There is a black van parked across the street outside, which Alison noticed the night they all arrived—meant to be inconspicuous, she is sure, but as they filed in she noticed a cameraman and a reporter in a long trenchcoat climb out and film something. Their intentions, no doubt, are to further besmirch Mannheim’s honor.
Mannheim, in a long gray Army surplus coat, wanders across the floor carrying an aluminum tea tray in one hand, an apple at its center.
“Let’s start again,” he says. “Before you can even think about moving the apple with your mind, you have to sense it—to be aware of the apple and the space around it, to understand its basic apple-ness.”
Their eyes focus on the Braeburn, pale red with a thin swath of green running down one side. Alison does not know what it means to sense its “appleness,” but she is determined to try.
Five minutes into the exercise, a fat middle-aged man in a yellow cardigan asks, “When are we going to move it?”
Mannheim looks annoyed. “When you understand it,” he says.
After some awkward grumbling and a few unkind stares, the man reddens, sits down. Alison pities him.
“Tell me about the apple,” he says.
“Sweet,” says a young man of about twenty, with thick glasses and unkempt black hair falling over one eye.
“And a little tart,” says an old woman.
Mannheim nods: finally, he thinks, they might be starting to get it. “What else?”
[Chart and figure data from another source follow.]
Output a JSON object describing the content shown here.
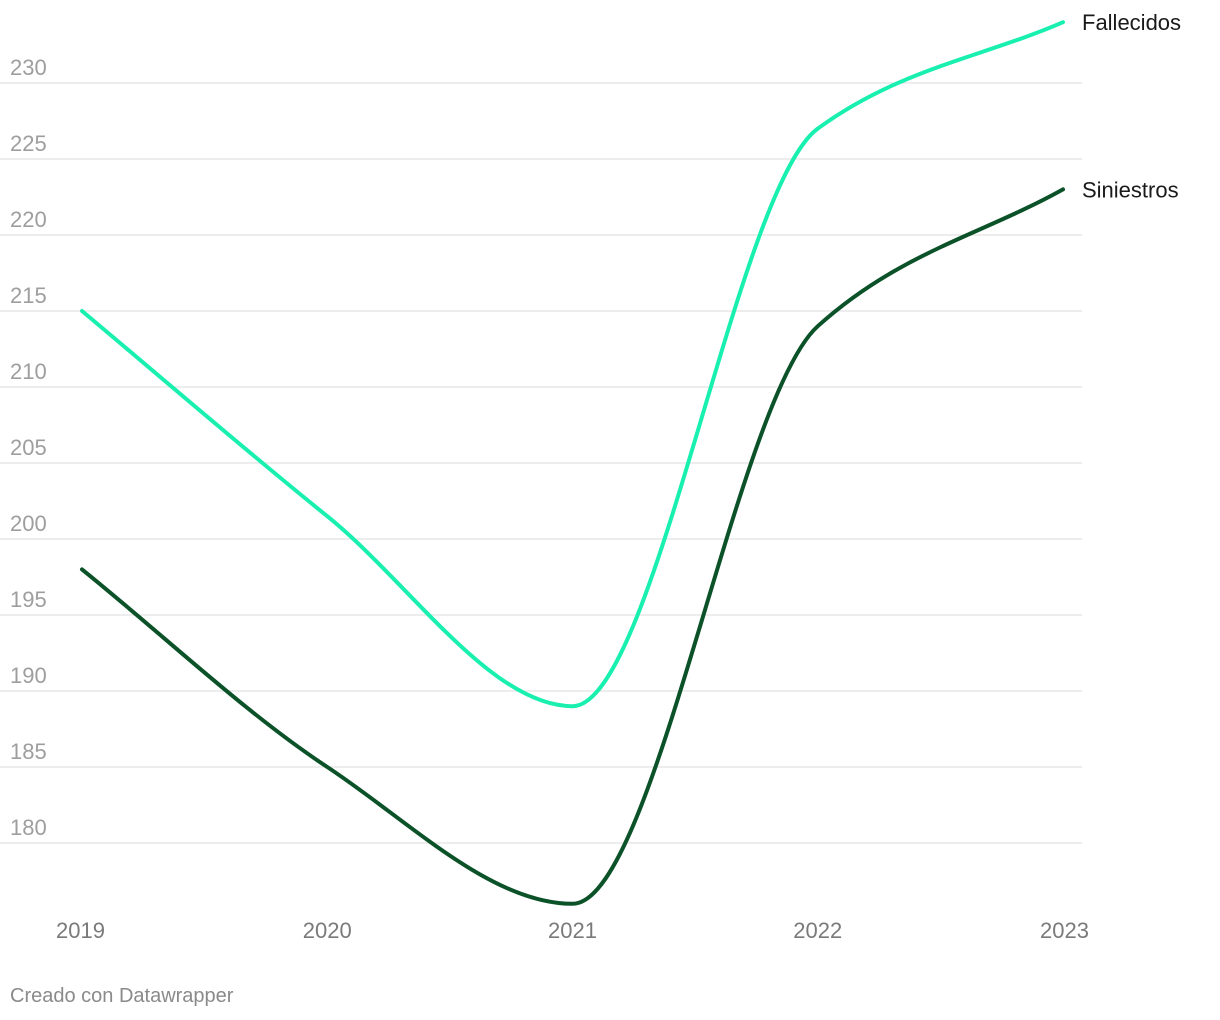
{
  "chart_data": {
    "type": "line",
    "x": [
      "2019",
      "2020",
      "2021",
      "2022",
      "2023"
    ],
    "series": [
      {
        "name": "Fallecidos",
        "values": [
          215,
          201.5,
          189,
          227,
          234
        ],
        "color": "#19f0b0"
      },
      {
        "name": "Siniestros",
        "values": [
          198,
          185,
          176,
          214,
          223
        ],
        "color": "#0b5229"
      }
    ],
    "yticks": [
      180,
      185,
      190,
      195,
      200,
      205,
      210,
      215,
      220,
      225,
      230
    ],
    "ylim": [
      176,
      234
    ],
    "grid": true,
    "legend": "direct labels at line ends",
    "title": "",
    "xlabel": "",
    "ylabel": ""
  },
  "footer": {
    "credit": "Creado con Datawrapper"
  }
}
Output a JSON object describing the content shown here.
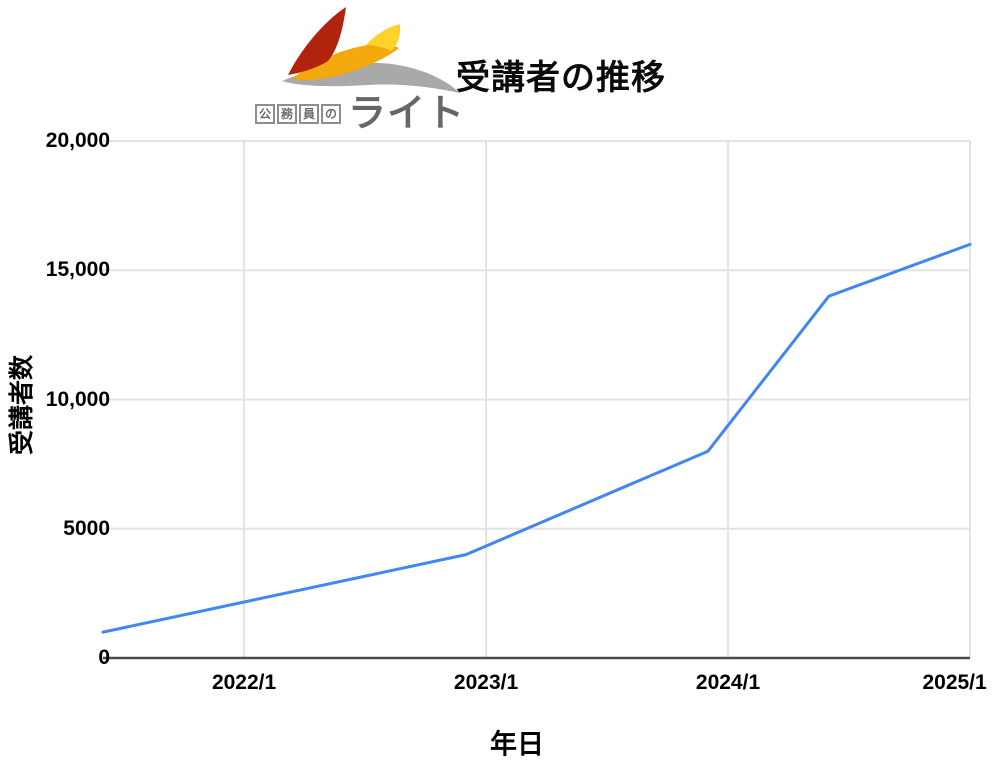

“Firm,” someone else says.
Mannheim nods. “What else?” Alison thinks hard, concentrates so hard on the apple that her forehead hurts, but nothing comes.
“There’s a little worm inside it,” says a girl of nineteen or twenty with a bleached pageboy-cut, wearing a tight black camisole and thin sweatpants despite the cold. Her name is Mandy, and Alison already dislikes her.
Mannheim smiles, closes his eyes tight. “Yes,” he says. “Very good.”
The pupils start to grumble.
“It’s all right,” he says to them. “You just need time and patience.”